Dargeboten werden diese von einem erstklassigen Cast, der der Erstproduktion ähnelt. Friedrich Rau schlüpft erneut in die Hauptrolle und zeigt kurz nach der Derniére als DER MEDICUS seine Wandlungsfähigkeit als „Louis Stevenson“, „Dr. Livesey“ und „Ben Gunn“. Sein charismatischer Gesang führt gewohnt brillant durch die Handlung. Ihm zur Seite steht wieder Anna Thorén, die als  „Fanny“ und „Mrs. Hawkins“ mit engelsgleicher Stimme die mitreißenden Balladen gekonnt präsentiert. Die Rollen des „Vaters“ und „Captain Smollett“ füllt erstmals Reinhard Brussmann mit seiner starken Präsenz und herrschendem Gesang gut gewählt aus. Auch in diesem Jahr ist es wieder eine Freude Andreas Lichtenberger als „Silver“, „Captain Flint“ und „Sam“ zu sehen. Er hat sichtlich Spaß als Pirat zu agieren und begeistert das Pubklikum. Und auch Frank Logemann als „Hands“ und „Bones“ präsentiert „seine“ Piraten in Perfektion. Last but not least ist mit tosendem Applaus Anna Maria Eichler hervorzuheben:  Das 12-jährige Mädchen spielt so professionell, das kein Unterschied zu den erfahrenen Bühnenprofis zu bemerken ist. Absolut authentisch und und auch gesanglich überzeugend zeigt sie die anspruchvollsten Kinderrollen der spotlight Werke „Lloyd“ und „Jim“ mit nachhaltigem Eindruck. Insgesamt stehen 25 Darsteller auf der Bühne, die allesamt unterschiedliche Rollen in gewohnter spotlight Musicals-Perfektion mit aufwendigen Choreographien (Michal Mataj) und tollen Kostümen (Andrea Kucerová) darbieten.

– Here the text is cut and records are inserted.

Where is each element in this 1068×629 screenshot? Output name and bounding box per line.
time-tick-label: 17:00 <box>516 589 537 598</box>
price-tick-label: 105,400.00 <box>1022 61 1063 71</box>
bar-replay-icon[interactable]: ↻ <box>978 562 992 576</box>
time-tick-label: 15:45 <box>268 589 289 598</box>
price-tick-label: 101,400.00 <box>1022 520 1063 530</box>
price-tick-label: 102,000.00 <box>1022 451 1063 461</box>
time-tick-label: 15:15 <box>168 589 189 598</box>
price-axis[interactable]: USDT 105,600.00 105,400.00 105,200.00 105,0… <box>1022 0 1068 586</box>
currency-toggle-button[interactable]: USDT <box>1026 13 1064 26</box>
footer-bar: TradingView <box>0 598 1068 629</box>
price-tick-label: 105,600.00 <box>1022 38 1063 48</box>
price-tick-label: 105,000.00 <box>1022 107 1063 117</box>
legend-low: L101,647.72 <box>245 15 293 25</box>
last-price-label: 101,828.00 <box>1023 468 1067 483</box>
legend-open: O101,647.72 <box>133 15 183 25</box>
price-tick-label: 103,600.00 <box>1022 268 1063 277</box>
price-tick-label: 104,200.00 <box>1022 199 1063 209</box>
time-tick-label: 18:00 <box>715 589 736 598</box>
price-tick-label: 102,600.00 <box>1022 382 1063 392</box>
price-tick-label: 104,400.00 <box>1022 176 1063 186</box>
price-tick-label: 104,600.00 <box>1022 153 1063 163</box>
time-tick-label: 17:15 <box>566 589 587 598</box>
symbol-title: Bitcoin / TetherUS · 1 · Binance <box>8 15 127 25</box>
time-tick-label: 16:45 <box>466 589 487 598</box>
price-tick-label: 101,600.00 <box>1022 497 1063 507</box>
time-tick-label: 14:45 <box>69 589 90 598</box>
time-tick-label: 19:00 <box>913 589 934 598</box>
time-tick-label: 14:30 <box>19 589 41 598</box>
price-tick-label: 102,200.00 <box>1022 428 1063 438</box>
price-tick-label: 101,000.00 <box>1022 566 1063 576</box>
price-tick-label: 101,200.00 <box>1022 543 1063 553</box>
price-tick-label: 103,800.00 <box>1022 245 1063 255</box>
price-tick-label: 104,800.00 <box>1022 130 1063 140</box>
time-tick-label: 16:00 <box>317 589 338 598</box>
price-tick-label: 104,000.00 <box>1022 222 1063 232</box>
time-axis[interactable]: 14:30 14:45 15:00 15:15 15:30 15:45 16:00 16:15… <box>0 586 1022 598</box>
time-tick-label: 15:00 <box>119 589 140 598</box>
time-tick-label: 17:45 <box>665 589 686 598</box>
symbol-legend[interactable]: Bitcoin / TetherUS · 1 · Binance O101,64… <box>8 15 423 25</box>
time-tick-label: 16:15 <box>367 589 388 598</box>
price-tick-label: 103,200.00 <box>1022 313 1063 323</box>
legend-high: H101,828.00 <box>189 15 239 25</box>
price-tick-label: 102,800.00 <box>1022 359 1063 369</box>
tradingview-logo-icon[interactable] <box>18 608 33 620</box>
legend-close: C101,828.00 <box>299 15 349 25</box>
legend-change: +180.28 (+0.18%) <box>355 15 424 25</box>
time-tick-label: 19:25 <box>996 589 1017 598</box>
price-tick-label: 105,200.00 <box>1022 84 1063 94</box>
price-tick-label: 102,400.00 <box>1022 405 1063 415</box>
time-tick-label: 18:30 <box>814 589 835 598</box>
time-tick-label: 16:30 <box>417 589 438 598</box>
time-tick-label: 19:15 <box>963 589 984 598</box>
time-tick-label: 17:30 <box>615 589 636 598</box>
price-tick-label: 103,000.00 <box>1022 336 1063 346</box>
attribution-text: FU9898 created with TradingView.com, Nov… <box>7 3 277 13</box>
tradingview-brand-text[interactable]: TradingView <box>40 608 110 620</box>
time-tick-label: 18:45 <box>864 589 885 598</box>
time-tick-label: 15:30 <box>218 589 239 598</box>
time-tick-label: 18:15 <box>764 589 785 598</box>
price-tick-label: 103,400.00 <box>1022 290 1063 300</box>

So ist DIE SCHATZINSEL weit mehr als nur eine Piratengeschichte. Sie ist Fantasiespektakel und Vita zugleich, zeigt facettenreich das Talent der Darsteller und des Komponisten und lässt durch seinen intelligenten und dramaturgisch steigenden Handlungsverlauf keine Wünsche offen.

Bis zum 2. September  wird DIE SCHATZINSEL noch in Fulda aufgeführt. Wer das abwechslungsreichste Werk von spotlight Musicals noch erleben möchte, sollte diese Chance nutzen. Im kommenden Jahr pausiert es wieder und lässt der PÄPSTIN, dem MEDICUS und open air BONIFATIUS den Vorrang.